Aged hind-limb clasping experimental autoimmune encephalomyelitis models aspects of the neurodegenerative process seen in multiple sclerosis.

Author information

1
Mouse Imaging Centre, The Hospital for Sick Children, Toronto, ON M5T 3H7, Canada.
2
Department of Immunology, University of Toronto, Toronto, ON M5S 1A8, Canada.
3
Peter Gilgan Centre for Research and Learning, Hospital for Sick Children, Toronto, ON M5G 0A4, Canada.
4
Toronto General Research Institute, University Health Network, Toronto, ON M5G 2C4, Canada.
5
Institute of Anatomy and Cell Biology, Friedrich-Alexander-Universität Erlangen-Nürnberg, 91054 Erlangen, Germany.
6
Department of Medical Biophysics, University of Toronto, Toronto, ON M5G 1L7, Canada.
7
Department of Immunology, University of Toronto, Toronto, ON M5S 1A8, Canada; Shannon.Dunn@unityhealth.to.
8
Keenan Research Centre for Biomedical Science of St. Michael's Hospital, Toronto, ON M5B 1W8, Canada.
9
Women's College Research Institute, Women's College Hospital, Toronto, ON M5S 1B2, Canada.

Abstract

Experimental autoimmune encephalomyelitis (EAE) is the most common model of multiple sclerosis (MS). This model has been instrumental in understanding the events that lead to the initiation of central nervous system (CNS) autoimmunity. Though EAE has been an effective screening tool for identifying novel therapies for relapsing-remitting MS, it has proven to be less successful in identifying therapies for progressive forms of this disease. Though axon injury occurs in EAE, it is rapid and acute, making it difficult to intervene for the purpose of evaluating neuroprotective therapies.
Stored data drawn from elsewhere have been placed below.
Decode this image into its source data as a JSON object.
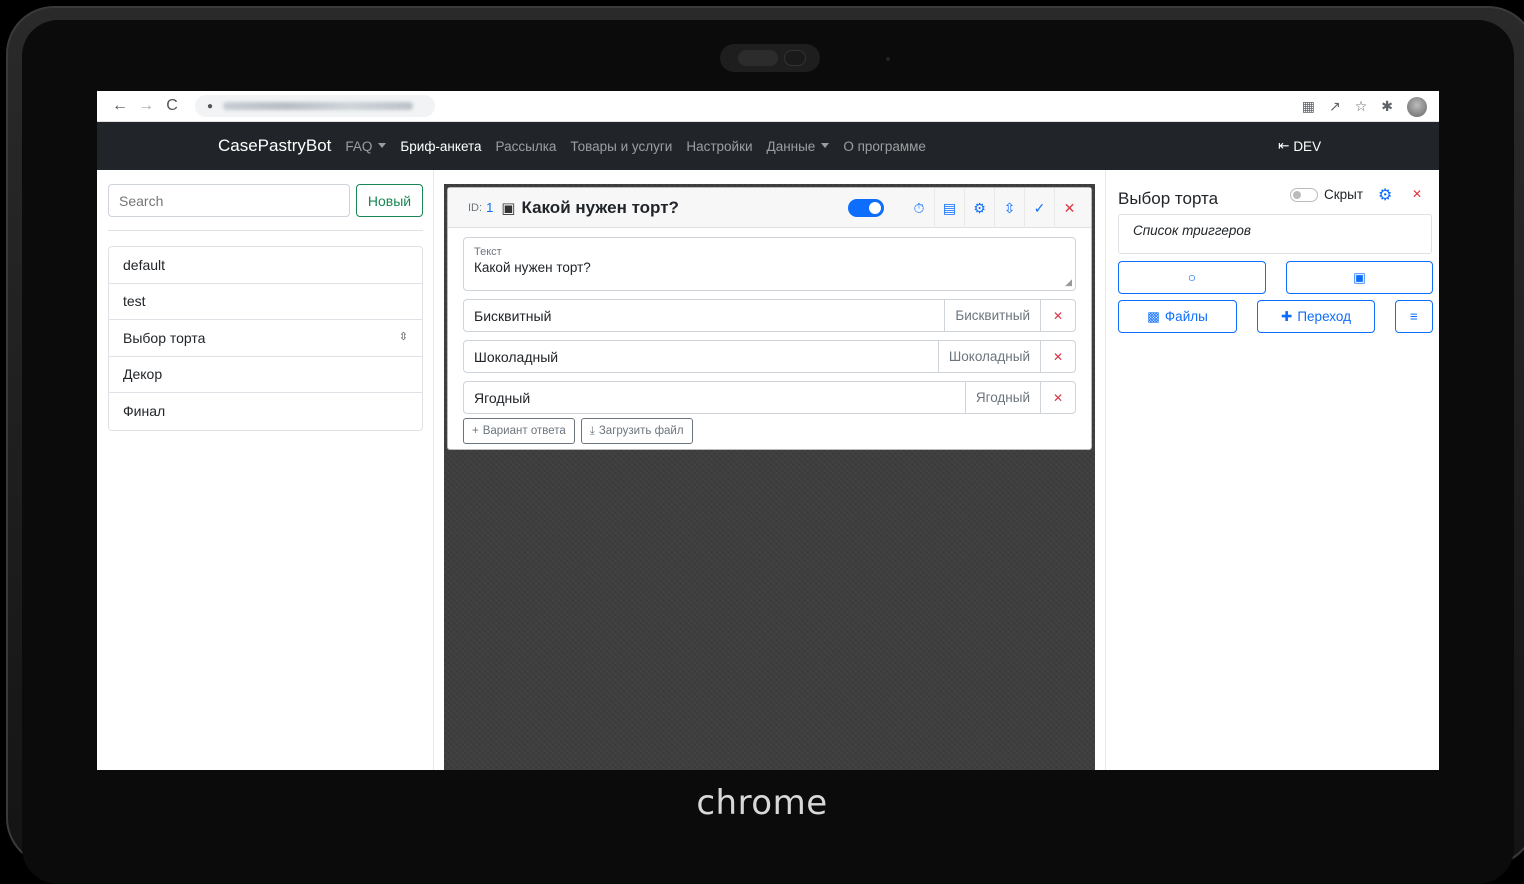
{
  "device": {
    "brand": "chrome"
  },
  "browser": {
    "nav_back": "←",
    "nav_forward": "→",
    "nav_reload": "C",
    "lock": "🔒"
  },
  "navbar": {
    "logo": "CasePastryBot",
    "items": [
      {
        "label": "FAQ",
        "dropdown": true,
        "active": false
      },
      {
        "label": "Бриф-анкета",
        "dropdown": false,
        "active": true
      },
      {
        "label": "Рассылка",
        "dropdown": false,
        "active": false
      },
      {
        "label": "Товары и услуги",
        "dropdown": false,
        "active": false
      },
      {
        "label": "Настройки",
        "dropdown": false,
        "active": false
      },
      {
        "label": "Данные",
        "dropdown": true,
        "active": false
      },
      {
        "label": "О программе",
        "dropdown": false,
        "active": false
      }
    ],
    "dev_label": "DEV"
  },
  "sidebar": {
    "search_placeholder": "Search",
    "new_button": "Новый",
    "items": [
      "default",
      "test",
      "Выбор торта",
      "Декор",
      "Финал"
    ]
  },
  "question": {
    "id_label": "ID:",
    "id_value": "1",
    "title": "Какой нужен торт?",
    "enabled": true,
    "text_label": "Текст",
    "text_value": "Какой нужен торт?",
    "answers": [
      {
        "value": "Бисквитный",
        "tag": "Бисквитный"
      },
      {
        "value": "Шоколадный",
        "tag": "Шоколадный"
      },
      {
        "value": "Ягодный",
        "tag": "Ягодный"
      }
    ],
    "add_answer": "Вариант ответа",
    "upload_file": "Загрузить файл"
  },
  "right_panel": {
    "title": "Выбор торта",
    "hidden_label": "Скрыт",
    "hidden": false,
    "triggers_label": "Список триггеров",
    "files_button": "Файлы",
    "transition_button": "Переход"
  },
  "colors": {
    "primary": "#0d6efd",
    "success": "#198754",
    "danger": "#dc3545",
    "navbar": "#212529"
  }
}
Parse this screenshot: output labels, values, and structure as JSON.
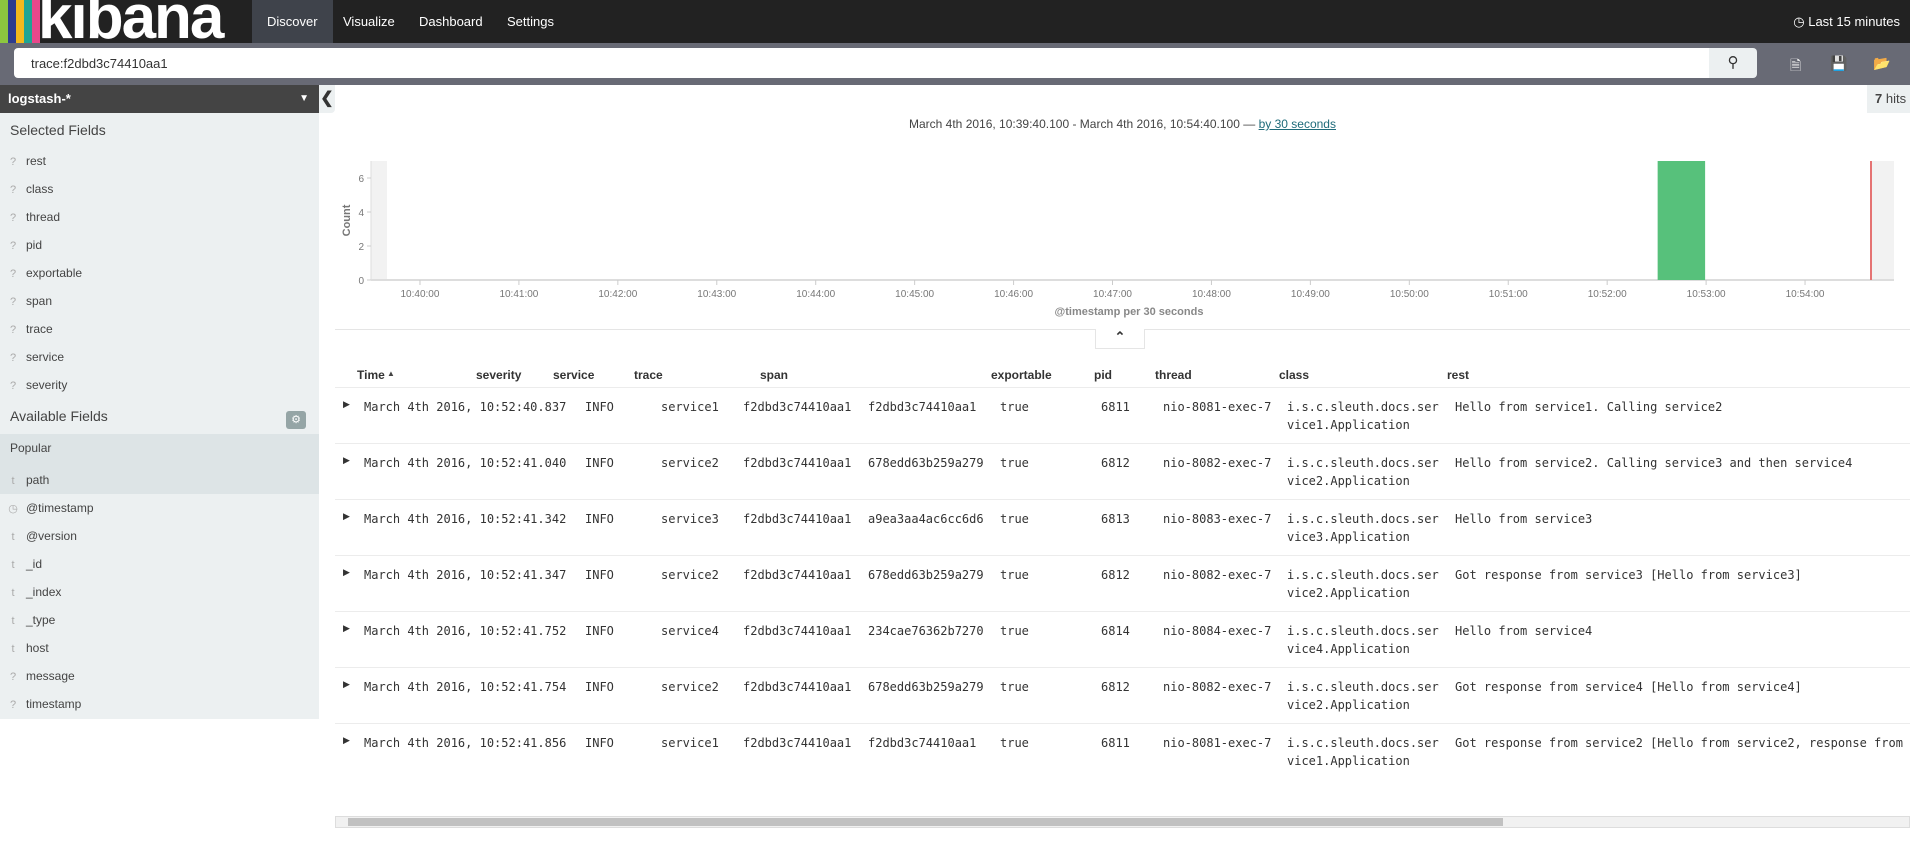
{
  "app": {
    "logo": "kibana",
    "logo_colors": [
      "#8cc63f",
      "#2d3c8e",
      "#f2b91d",
      "#1ea593",
      "#e8488b"
    ]
  },
  "nav": {
    "tabs": [
      {
        "label": "Discover",
        "active": true
      },
      {
        "label": "Visualize"
      },
      {
        "label": "Dashboard"
      },
      {
        "label": "Settings"
      }
    ],
    "time_picker": "Last 15 minutes"
  },
  "search": {
    "query": "trace:f2dbd3c74410aa1",
    "icons": [
      "search-icon",
      "new-document-icon",
      "save-icon",
      "open-folder-icon"
    ]
  },
  "sidebar": {
    "index_pattern": "logstash-*",
    "selected_title": "Selected Fields",
    "selected_fields": [
      {
        "type": "?",
        "name": "rest"
      },
      {
        "type": "?",
        "name": "class"
      },
      {
        "type": "?",
        "name": "thread"
      },
      {
        "type": "?",
        "name": "pid"
      },
      {
        "type": "?",
        "name": "exportable"
      },
      {
        "type": "?",
        "name": "span"
      },
      {
        "type": "?",
        "name": "trace"
      },
      {
        "type": "?",
        "name": "service"
      },
      {
        "type": "?",
        "name": "severity"
      }
    ],
    "available_title": "Available Fields",
    "popular_title": "Popular",
    "available_fields": [
      {
        "type": "t",
        "name": "path"
      },
      {
        "type": "clock",
        "name": "@timestamp"
      },
      {
        "type": "t",
        "name": "@version"
      },
      {
        "type": "t",
        "name": "_id"
      },
      {
        "type": "t",
        "name": "_index"
      },
      {
        "type": "t",
        "name": "_type"
      },
      {
        "type": "t",
        "name": "host"
      },
      {
        "type": "?",
        "name": "message"
      },
      {
        "type": "?",
        "name": "timestamp"
      }
    ]
  },
  "hits": {
    "count": "7",
    "label": "hits"
  },
  "range": {
    "text": "March 4th 2016, 10:39:40.100 - March 4th 2016, 10:54:40.100 —",
    "interval_link": "by 30 seconds"
  },
  "chart_data": {
    "type": "bar",
    "ylabel": "Count",
    "xlabel": "@timestamp per 30 seconds",
    "ylim": [
      0,
      7
    ],
    "yticks": [
      0,
      2,
      4,
      6
    ],
    "x_range": [
      "10:39:40",
      "10:54:40"
    ],
    "xticks": [
      "10:40:00",
      "10:41:00",
      "10:42:00",
      "10:43:00",
      "10:44:00",
      "10:45:00",
      "10:46:00",
      "10:47:00",
      "10:48:00",
      "10:49:00",
      "10:50:00",
      "10:51:00",
      "10:52:00",
      "10:53:00",
      "10:54:00"
    ],
    "bars": [
      {
        "x": "10:52:30",
        "value": 7
      }
    ],
    "bar_color": "#57c17b",
    "now_marker": "10:54:40",
    "now_color": "#e57373"
  },
  "table": {
    "headers": [
      "Time",
      "severity",
      "service",
      "trace",
      "span",
      "exportable",
      "pid",
      "thread",
      "class",
      "rest"
    ],
    "rows": [
      [
        "March 4th 2016, 10:52:40.837",
        "INFO",
        "service1",
        "f2dbd3c74410aa1",
        "f2dbd3c74410aa1",
        "true",
        "6811",
        "nio-8081-exec-7",
        "i.s.c.sleuth.docs.service1.Application",
        "Hello from service1. Calling service2"
      ],
      [
        "March 4th 2016, 10:52:41.040",
        "INFO",
        "service2",
        "f2dbd3c74410aa1",
        "678edd63b259a279",
        "true",
        "6812",
        "nio-8082-exec-7",
        "i.s.c.sleuth.docs.service2.Application",
        "Hello from service2. Calling service3 and then service4"
      ],
      [
        "March 4th 2016, 10:52:41.342",
        "INFO",
        "service3",
        "f2dbd3c74410aa1",
        "a9ea3aa4ac6cc6d6",
        "true",
        "6813",
        "nio-8083-exec-7",
        "i.s.c.sleuth.docs.service3.Application",
        "Hello from service3"
      ],
      [
        "March 4th 2016, 10:52:41.347",
        "INFO",
        "service2",
        "f2dbd3c74410aa1",
        "678edd63b259a279",
        "true",
        "6812",
        "nio-8082-exec-7",
        "i.s.c.sleuth.docs.service2.Application",
        "Got response from service3 [Hello from service3]"
      ],
      [
        "March 4th 2016, 10:52:41.752",
        "INFO",
        "service4",
        "f2dbd3c74410aa1",
        "234cae76362b7270",
        "true",
        "6814",
        "nio-8084-exec-7",
        "i.s.c.sleuth.docs.service4.Application",
        "Hello from service4"
      ],
      [
        "March 4th 2016, 10:52:41.754",
        "INFO",
        "service2",
        "f2dbd3c74410aa1",
        "678edd63b259a279",
        "true",
        "6812",
        "nio-8082-exec-7",
        "i.s.c.sleuth.docs.service2.Application",
        "Got response from service4 [Hello from service4]"
      ],
      [
        "March 4th 2016, 10:52:41.856",
        "INFO",
        "service1",
        "f2dbd3c74410aa1",
        "f2dbd3c74410aa1",
        "true",
        "6811",
        "nio-8081-exec-7",
        "i.s.c.sleuth.docs.service1.Application",
        "Got response from service2 [Hello from service2, response from"
      ]
    ]
  }
}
Here, we describe a variant of spontaneous EAE in the 2D2 T cell receptor transgenic mouse (2D2+ mouse) that presents with hind-limb clasping upon tail suspension and is associated with T cell-mediated inflammation in the posterior spinal cord and spinal nerve roots. Due to the mild nature of clinical signs in this model, we were able to maintain cohorts of mice into middle age. Over 9 mo, these mice exhibited a relapsing-remitting course of hind-limb clasping with the development of progressive motor deficits. Using a combined approach of ex vivo magnetic resonance (MR) imaging and histopathological analysis, we observed neurological progression to associate with spinal cord atrophy, synapse degradation, and neuron loss in the gray matter, as well as ongoing axon injury in the white matter of the spinal cord. These findings suggest that mild EAE coupled with natural aging may be a solution to better modeling the neurodegenerative processes seen in MS.

KEYWORDS:

multiple sclerosis model; neurodegeneration; progressive

PMID:
31641069
PMCID:
PMC6842635
[Available on 2020-04-22]
DOI:
10.1073/pnas.1915141116

Conflict of interest statement

The authors declare no competing interest.